Tuesday, October 19, 2021

The high cost of energy

 The high cost of energy

 

Schools are having to deal with lots more student disruptive behavior and the teachers have a lot less energy to manage the behaviors. Schools are seeing lockdowns and outsider aggression.   Many educators are on edge because of staff shortages and staff quarantine.  Each of the five largest school districts in Maryland opened school this fall still looking hundreds of teachers.  All opened with long-term substitutes in positions where certified teachers should be.  And that is after huge salary increases.  To add to the stress, there aren’t enough bus drivers to get the kids to school.  Some teachers are reporting that they feel as tired now as they typically do at Thanksgiving.

Teachers are demonstrating their stress in differing  ways.  They are raising their voices more often and are quicker to add consequences for behaviors.  They are calling out sick more often. Kids are being suspended at a higher rate.

The pandemic has not just hit children and their families; it has disrupted the family lives of teachers as well.  School counselors say they are overwhelmed both by student needs and staff needs.

More attention is finally being paid to the social emotional needs of students.  Families are not complaining so much about meeting those needs.  In the past, it was not unusual for parents resist social-emotional attention and insist that the time be spent on academics.  Now with kids returning to school and showing the mental health damage brought on by quarantining at home and absence of social contact, attitudes are changing.

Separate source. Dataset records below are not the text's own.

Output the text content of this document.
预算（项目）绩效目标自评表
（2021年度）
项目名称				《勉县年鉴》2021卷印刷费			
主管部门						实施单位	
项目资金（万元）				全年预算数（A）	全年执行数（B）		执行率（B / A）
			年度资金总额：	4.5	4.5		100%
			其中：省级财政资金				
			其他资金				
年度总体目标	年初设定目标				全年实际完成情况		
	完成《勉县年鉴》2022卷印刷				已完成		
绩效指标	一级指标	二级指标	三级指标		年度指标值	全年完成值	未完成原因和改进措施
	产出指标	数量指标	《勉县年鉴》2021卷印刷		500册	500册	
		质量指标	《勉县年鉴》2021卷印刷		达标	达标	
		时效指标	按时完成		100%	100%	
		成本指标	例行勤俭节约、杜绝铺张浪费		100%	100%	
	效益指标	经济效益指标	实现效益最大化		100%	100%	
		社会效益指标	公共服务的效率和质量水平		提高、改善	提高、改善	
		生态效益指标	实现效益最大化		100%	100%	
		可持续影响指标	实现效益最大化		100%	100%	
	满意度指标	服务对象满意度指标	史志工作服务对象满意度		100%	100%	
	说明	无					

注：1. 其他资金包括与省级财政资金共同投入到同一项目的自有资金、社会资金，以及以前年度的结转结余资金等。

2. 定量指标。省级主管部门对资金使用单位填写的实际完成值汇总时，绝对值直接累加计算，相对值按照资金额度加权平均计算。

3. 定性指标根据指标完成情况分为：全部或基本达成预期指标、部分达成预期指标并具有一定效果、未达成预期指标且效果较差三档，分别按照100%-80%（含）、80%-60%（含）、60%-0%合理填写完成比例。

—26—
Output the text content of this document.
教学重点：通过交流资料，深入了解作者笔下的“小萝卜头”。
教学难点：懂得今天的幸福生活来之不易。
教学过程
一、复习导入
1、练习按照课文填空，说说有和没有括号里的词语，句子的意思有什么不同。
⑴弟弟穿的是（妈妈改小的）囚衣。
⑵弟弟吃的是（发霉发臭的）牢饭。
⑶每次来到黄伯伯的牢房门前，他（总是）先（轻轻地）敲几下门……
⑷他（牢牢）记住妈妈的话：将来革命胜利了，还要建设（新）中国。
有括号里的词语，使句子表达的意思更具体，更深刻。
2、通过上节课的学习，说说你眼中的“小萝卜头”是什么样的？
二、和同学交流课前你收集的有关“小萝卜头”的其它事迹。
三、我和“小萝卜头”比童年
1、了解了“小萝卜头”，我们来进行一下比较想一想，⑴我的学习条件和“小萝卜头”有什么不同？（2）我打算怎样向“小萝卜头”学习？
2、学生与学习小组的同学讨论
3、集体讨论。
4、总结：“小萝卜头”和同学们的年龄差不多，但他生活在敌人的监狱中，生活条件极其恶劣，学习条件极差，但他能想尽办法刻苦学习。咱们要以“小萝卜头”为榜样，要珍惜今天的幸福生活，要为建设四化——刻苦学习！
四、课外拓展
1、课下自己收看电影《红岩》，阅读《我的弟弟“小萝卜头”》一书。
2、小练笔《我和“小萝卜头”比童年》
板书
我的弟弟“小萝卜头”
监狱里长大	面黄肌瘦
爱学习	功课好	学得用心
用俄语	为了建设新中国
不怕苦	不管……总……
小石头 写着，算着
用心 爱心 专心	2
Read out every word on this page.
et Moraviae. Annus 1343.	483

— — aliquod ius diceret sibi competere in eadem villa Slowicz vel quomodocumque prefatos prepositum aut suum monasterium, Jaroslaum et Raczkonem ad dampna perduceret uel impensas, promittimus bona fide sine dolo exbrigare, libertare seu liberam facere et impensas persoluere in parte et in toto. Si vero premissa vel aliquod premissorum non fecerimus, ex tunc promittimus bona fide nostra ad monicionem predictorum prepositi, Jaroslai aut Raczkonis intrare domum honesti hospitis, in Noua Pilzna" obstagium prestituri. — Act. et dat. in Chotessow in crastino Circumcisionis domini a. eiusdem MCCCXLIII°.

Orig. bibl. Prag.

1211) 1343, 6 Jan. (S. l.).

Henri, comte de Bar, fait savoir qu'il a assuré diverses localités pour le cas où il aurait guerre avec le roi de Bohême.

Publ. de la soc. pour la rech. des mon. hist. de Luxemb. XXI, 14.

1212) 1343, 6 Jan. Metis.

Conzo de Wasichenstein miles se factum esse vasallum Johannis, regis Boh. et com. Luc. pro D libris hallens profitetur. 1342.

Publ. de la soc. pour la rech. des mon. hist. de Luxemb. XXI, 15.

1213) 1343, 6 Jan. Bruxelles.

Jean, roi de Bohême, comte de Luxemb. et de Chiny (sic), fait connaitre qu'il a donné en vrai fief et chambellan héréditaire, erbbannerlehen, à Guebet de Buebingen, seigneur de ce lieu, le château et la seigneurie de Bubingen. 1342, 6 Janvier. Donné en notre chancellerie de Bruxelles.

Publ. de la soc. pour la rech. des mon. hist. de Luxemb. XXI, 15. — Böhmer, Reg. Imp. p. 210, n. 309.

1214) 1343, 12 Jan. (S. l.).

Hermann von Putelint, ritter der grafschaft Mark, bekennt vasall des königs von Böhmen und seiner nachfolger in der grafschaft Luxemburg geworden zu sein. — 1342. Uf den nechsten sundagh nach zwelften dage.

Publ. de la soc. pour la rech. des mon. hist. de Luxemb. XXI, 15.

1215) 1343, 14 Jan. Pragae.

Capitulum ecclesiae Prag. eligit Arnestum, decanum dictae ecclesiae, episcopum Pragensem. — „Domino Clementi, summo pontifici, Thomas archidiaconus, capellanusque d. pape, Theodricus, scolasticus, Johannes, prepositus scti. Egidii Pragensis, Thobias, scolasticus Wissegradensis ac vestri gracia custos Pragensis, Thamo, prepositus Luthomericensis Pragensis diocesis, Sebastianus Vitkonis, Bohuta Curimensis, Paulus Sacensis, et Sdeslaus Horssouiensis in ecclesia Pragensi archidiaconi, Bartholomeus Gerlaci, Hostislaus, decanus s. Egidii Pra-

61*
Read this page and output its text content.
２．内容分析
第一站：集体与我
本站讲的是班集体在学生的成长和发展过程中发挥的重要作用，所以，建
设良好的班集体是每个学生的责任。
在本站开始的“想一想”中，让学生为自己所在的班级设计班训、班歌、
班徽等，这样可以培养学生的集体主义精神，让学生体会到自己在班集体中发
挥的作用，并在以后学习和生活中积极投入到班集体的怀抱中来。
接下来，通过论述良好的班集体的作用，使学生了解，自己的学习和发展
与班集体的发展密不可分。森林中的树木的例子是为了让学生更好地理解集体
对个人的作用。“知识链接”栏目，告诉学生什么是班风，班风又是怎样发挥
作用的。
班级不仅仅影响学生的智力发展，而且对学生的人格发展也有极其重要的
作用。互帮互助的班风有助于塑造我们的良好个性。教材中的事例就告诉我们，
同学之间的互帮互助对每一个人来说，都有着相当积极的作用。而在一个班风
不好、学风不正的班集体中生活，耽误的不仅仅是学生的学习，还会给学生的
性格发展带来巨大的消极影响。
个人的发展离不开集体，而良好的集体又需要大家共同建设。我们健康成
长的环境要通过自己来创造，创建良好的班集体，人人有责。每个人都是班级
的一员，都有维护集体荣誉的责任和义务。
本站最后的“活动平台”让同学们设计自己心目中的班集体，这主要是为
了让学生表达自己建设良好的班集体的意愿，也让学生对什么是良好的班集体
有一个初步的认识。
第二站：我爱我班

There is a heavy emphasis on making schools more welcoming to differing populations of students and often it is the kids who are leading the way in those efforts. Kids are organizing clubs for marginal populations and majority students are going as well because the, too, want to understand. Students are much more in need of someone to listen.  But listening to someone else’s problems takes energy and right now that is energy teachers don’t seem to have themselves.  Counselors are in short supply and are spending big chunks of their time doing scheduling and testing. 

Students need a time out and someone to walk and talk with.  But so do teachers.  Energy is being drained from both sides.   It seems that now kids need our energy the most and yet teachers have the least to give.  The high cost of energy isn’t just at the gas pumps.